Il y a un joli rayon de soleil automnal lorsqu’on passe la porte de la maternité. On arrive en souriant à l’accueil, on se présente. Et là, le couperet tombe :  « Vous venez pour un EPP ? Le monsieur ne peut pas rester. » Nous nous regardons, nous avons du mal à comprendre. « C’est à cause de la crise du COVID, les accompagnants ne sont pas autorisés, sauf pour les accouchements et les échographies ». Pour nous, cela n’a pas de sens, nous sommes venus à deux, parce que ce bébé, c’est un désir commun, une responsabilité commune, on l’a fabriqué ensemble, et on le veut ensemble. Brusquement, on veut nous séparer, nous ne sommes plus reconnus comme un couple mais comme un homme qui accompagne une femme qui a un bébé dans le ventre. D’ailleurs c’est bien marqué sur la porte d’entrée : l’homme est un « accompagnant ». Il a donc le même statut, aux yeux de la maternité, que cet étudiant éméché qui emmène aux urgences un copain qui s’est ouvert la main en ouvrant sa bière. Ou bien que la sympathique voisine d’en face qui dépose la mamie du cinquième à l’hôpital pour son opération de la cataracte sur le chemin du travail. Après tout, qu’est-ce qui nous dit que cette personne a un lien avec la mère ? La dame de l’accueil ne le qualifie ni de « papa », ni de « coparent », elle l’appelle « monsieur ». C’est vrai, il n’a pas un gros ventre qui dépasse de sous son manteau, il n’y a pas de manifestation physique observable de sa joie, de sa tendresse, de son désir farouche de protéger ce bébé auquel il parle amoureusement tous les jours.  Alors monsieur va attendre sagement dehors pendant que la maman a son rendez-vous.

Mais la maman n’est pas d’accord. Parce qu’elle a lu des articles sur internet, elle sait ce qui s’est passé six mois plus tôt pendant la première vague du coronavirus : non seulement les papas n’ont pas pu venir aux ateliers de préparation à la naissance, mais certains n’ont même pas pu assister à l’accouchement.
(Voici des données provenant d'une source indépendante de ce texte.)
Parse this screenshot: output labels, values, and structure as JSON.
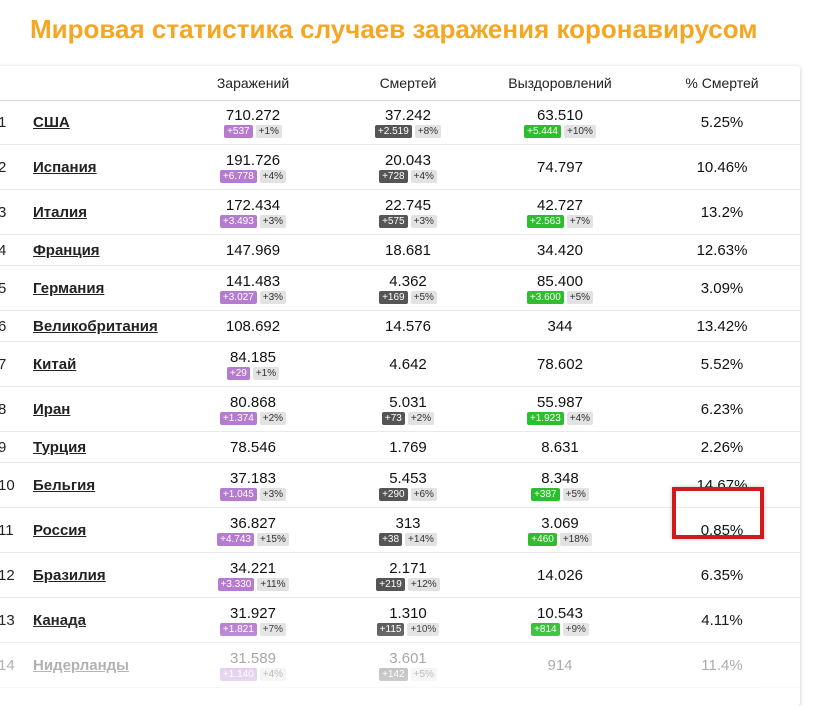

D’autres ont pu rester deux heures seulement après la naissance avant d’être intimés de rentrer chez eux, avec le sentiment déchirant d’abandonner leur conjointe épuisée et ce nouveau-né qu’ils attendaient depuis des mois, avec qui ils venaient de faire connaissance. Alors la maman a terriblement peur, brusquement. Elle s’imagine déjà le jour de son accouchement, arrachée aux bras de celui qu’elle aime pour se retrouver seule entourée de visages inconnus. Rien qu’à cette idée, elle a du mal à respirer. « Remettez votre masque madame, il faut porter un masque dans l’hôpital ». Et la maman a l’impression d’étouffer et le bébé proteste en lui donnant de grands coups dans le ventre. « Ne vous inquiétez pas, le coparent est autorisé pendant les accouchements ». Aha, à d’autres ! Toutes les deux semaines, en fonction de l’évolution de l’épidémie, le gouvernement prend de nouvelles mesures. Pourquoi en serait-il autrement pour la maternité ? Ne vous réunissez-vous pas pour une cellule de crise toutes les semaines ? Qu’en sera-t-il dans 3 longs mois ?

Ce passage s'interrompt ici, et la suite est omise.